I saw this in action with the recent DVD redo of Rescue Wings. When topf(h) added the typesetting, he simply incorporated the Ureshii karaokes verbatim — even though some of them to thousands of lines. With xy-filter, they play back as smooth as butter on almost any modern machine. Now fancy karaokes are making a comeback. GotWoot's opening for the season's hit show, Magi, runs to 6500 lines. I'm sure more will follow.

These developments will not be without their detractors. Viewers with old PCs will be in trouble. Non-techies will have difficulties in figuring out how and where to install xy-filter. As with the advent of the MKV container, replacing OGM; of h.264, replacing XviD; and 10-bit encoding, replacing 8-bit; the fansub community will by and large ignore them. One hopes that recoders (who typically change the original format to MP4 for playback on tablets and phones) can provide relief to technology laggards.

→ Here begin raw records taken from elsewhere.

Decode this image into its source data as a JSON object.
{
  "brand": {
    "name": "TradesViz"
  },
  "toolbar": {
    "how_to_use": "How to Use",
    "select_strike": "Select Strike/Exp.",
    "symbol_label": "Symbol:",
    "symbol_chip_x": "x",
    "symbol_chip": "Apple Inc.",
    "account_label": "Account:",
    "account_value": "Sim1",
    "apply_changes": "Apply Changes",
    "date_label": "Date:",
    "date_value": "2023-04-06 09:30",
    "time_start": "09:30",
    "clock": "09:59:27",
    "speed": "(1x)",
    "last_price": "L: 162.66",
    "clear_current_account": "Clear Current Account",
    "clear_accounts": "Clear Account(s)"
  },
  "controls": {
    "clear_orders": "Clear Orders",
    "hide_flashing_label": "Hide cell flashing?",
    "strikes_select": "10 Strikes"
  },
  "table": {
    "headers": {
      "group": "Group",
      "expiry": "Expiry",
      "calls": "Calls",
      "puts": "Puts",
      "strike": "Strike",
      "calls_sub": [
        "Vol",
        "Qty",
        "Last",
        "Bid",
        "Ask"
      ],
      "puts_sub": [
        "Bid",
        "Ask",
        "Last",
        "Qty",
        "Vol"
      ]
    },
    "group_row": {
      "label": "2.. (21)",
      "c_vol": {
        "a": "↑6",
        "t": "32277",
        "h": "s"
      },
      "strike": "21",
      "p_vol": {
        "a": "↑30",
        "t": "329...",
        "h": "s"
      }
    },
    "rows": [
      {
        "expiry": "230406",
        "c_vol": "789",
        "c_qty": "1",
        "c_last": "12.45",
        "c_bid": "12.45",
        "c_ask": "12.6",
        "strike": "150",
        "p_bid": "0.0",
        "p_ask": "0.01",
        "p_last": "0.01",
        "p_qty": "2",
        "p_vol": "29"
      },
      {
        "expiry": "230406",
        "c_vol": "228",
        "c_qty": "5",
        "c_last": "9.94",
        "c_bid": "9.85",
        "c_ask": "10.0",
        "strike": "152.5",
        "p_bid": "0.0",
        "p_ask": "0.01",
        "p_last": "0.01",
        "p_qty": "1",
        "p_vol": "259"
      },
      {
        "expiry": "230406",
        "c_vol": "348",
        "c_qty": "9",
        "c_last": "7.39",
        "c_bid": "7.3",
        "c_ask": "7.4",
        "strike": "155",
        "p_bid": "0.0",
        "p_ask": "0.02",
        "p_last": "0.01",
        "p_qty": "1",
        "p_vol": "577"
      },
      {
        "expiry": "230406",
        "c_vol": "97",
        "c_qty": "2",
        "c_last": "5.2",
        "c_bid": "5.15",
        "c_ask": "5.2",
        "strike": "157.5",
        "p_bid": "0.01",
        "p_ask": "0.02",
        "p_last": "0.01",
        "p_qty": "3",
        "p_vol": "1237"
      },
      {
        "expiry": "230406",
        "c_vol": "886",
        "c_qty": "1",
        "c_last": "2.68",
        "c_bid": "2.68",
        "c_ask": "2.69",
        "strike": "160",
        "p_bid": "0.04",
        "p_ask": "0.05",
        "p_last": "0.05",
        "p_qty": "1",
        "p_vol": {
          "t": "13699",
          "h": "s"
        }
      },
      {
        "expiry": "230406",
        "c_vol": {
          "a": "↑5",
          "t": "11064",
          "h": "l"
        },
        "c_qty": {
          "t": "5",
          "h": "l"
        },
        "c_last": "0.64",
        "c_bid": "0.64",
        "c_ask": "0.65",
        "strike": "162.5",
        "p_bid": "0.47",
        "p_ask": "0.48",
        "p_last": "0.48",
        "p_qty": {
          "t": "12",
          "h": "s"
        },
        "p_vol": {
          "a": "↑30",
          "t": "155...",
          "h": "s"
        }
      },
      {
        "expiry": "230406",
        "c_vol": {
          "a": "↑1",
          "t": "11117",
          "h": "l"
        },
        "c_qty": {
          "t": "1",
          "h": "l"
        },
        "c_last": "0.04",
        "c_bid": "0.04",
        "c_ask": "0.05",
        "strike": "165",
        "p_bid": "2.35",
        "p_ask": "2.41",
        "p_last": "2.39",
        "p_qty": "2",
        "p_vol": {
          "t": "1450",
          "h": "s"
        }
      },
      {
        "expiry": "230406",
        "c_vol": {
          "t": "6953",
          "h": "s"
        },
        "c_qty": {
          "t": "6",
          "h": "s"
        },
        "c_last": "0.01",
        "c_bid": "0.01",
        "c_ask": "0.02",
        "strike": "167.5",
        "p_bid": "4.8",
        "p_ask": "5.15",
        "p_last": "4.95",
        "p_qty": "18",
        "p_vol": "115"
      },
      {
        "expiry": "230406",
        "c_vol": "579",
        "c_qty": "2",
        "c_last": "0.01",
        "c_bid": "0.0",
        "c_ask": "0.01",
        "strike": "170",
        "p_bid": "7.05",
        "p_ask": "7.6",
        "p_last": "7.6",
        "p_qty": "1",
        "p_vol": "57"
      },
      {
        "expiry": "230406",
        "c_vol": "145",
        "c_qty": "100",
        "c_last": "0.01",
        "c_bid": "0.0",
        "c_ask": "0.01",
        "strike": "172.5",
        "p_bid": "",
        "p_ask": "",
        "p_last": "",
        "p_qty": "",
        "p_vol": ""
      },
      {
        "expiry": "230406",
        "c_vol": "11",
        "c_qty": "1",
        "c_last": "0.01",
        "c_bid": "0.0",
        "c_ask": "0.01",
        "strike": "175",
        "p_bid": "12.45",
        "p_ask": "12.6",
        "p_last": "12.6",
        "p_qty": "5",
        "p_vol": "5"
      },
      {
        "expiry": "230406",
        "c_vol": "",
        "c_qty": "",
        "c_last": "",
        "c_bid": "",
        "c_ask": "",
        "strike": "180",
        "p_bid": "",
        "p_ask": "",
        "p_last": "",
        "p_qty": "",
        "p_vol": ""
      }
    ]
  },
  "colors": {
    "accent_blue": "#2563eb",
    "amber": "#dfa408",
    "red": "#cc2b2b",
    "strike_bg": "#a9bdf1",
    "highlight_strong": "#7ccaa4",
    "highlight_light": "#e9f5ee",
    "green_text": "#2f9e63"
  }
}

So with beautiful signs and complex karaokes again with reach, I think it's time for updated versions of some classics. I'd love to see Amatsuki, Yume Tsukai, Nodame Cantabile, and other classics from Ureshii or C1 redone, with their original karaokes. (Some are probably still beyond reach: the Skip Beat OP karaoke is more than 8MB long.) If you've got the interest, and the raws, I have the scripts.


  1. Well, as one of those technological laggards, I doubt I'll be incorporating super-fancy karaoke and typesetting into my releases anytime soon. However, I have thought of upping my game in the karaoke department and incorporating some \t effects, rather than the 2002-era simple \k and \kf I use now. But I don't want to release files that I can't play comfortably, which is why I'm more likely to go with \an8 (or omission if it's irrelevant or duplicated in dialogue) than do 1500 lines of typesetting for a 1.4-second sign.

    1. Another flaw I've discovered with xy-vsfilter: it disables MPC's internal subtitle renderer, or at least the part of it that allows you to change subtitle styles within the player. So essentially, xy-vsfilter holds viewers hostage to the fansub group's style choices -- not a good thing for those whose eyesight is a little lacking or isn't as good as it used to be. Or who have different preferences in regards to fonts, colors, sizes, borders, margins, etc.

      Though I suppose it does remain an option to extract the subs, edit the styles in Aegisub, and either remux or load the tweaked subs externally. But that's almost like requiring people to be fansubbers (or at least have fansubber software sitting around) if they want the same softsub style flexibility people enjoyed 6 or 7 years ago.